Así mismo, llama la atención la particular organización de estos avotos en cenobios o claustros que salen del concento sólo diez días cada cierta cantidad de años. Siendo esta cifra última la que da nombre al cenobio (unario, dieces, centenarios, milésimos; que salen diez días cada uno, diez, cien o mil años) esta cifra es muchas cosas: una medida del compromiso de ese avoto para con la comunidad del concento, pero también una estimación del conocimiento y la habilidad de esos avotos (mayor cuanto más dedicación se tiene y por tanto máxima en los milésimos y descendiendo a partir de ahí). Además, y como consecuencia de esa estimación de habilidad, resulta imposible entrar a formar parte del cenobio centenario sin haber pasado por el decenario (sí se puede entrar ahí sin pasar por el régimen unario), que dará al nuevo avoto tiempo y posibilidad de aprender y desarrollar habilidades que le capaciten para desarrollar su actividad plena en la disciplina necesaria para ello dentro de una comunidad que sólo atraviesa sus muros una vez cada cien o mil años.
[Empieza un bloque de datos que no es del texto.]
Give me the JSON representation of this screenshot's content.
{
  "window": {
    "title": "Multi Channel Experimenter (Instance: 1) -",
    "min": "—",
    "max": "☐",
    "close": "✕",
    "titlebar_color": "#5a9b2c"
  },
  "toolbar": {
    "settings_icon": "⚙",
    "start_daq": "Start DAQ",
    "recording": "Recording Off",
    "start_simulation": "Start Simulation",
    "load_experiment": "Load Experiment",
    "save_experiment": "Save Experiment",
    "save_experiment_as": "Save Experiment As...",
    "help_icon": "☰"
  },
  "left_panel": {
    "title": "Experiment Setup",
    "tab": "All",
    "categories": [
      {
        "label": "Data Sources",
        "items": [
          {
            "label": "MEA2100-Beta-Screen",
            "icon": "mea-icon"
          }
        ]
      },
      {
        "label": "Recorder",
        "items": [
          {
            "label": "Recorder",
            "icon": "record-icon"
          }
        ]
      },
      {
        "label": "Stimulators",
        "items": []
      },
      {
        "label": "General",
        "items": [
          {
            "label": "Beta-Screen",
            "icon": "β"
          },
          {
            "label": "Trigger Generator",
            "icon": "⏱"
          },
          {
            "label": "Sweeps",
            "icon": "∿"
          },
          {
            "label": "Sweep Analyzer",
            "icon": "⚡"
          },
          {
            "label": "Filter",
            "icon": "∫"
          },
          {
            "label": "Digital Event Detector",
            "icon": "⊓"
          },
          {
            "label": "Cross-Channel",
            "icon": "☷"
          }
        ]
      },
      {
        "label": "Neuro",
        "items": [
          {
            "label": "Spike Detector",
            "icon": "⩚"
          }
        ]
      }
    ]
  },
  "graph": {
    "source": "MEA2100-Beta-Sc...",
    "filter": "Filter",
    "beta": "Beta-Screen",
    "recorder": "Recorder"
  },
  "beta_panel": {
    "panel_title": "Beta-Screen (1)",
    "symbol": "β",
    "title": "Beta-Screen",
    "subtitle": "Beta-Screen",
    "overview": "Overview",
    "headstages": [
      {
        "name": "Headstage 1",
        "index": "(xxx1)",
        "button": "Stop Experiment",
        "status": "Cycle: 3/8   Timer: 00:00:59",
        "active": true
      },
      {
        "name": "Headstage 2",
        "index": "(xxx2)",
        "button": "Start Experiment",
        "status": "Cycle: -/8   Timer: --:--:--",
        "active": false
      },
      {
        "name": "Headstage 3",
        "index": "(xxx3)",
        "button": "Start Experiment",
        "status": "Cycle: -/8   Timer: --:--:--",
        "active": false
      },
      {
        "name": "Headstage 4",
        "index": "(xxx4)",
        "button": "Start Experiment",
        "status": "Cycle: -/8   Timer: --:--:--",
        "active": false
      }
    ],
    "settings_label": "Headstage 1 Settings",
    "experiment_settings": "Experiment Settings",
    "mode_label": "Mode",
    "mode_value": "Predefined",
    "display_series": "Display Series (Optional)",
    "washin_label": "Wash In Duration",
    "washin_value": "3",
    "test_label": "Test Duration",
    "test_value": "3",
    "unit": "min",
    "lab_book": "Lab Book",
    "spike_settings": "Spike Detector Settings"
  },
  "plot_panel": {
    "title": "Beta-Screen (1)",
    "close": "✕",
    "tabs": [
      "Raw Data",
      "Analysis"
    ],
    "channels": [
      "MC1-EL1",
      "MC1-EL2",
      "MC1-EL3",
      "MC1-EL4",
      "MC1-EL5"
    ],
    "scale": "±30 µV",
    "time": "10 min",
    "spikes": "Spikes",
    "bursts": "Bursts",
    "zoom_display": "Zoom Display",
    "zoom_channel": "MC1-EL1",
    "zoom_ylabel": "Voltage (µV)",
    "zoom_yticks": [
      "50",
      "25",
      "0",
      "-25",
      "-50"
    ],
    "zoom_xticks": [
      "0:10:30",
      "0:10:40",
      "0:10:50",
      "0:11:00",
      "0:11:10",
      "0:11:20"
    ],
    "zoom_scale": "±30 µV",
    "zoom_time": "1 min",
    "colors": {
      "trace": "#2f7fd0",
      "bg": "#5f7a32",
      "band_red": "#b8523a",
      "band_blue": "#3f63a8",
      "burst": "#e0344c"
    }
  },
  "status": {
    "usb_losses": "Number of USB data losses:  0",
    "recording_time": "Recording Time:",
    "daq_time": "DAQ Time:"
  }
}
Al final, Stephenson describe un proceso de aprendizaje similar al que tienen muchas empresas con sus junior y sus senior, pero más cerca del fraternal compañerismo indiano que de la frialdad estadística de las grandes consultoras.
En definitiva, Stephenson sigue jugando (dando vueltas sobre él, reinventándolo) con el hilo conductor de sus novelas en las cuales una amenaza extrema acerca el fin del mundo y sólo es posible evitar este fin mediante una aventura que implicará la reconversión del mismo tal y como era concebido durante la novela.
Al final, una entretenidísima lectura de aventuras y ciencia ficción marca de la casa (si ya disfrutaste de otros libros de Stephenson, te encantará Anatema con sus disquisiciones cuánticas, aunque no tenga criptojuegos) de la que se pueden extraer algunas ideas que son fácilmente trasladables o aprovechables al día a día de un proyecto vital que se impulsa en la inquietud y en la comunidad para mantenerse en el tiempo y prosperar.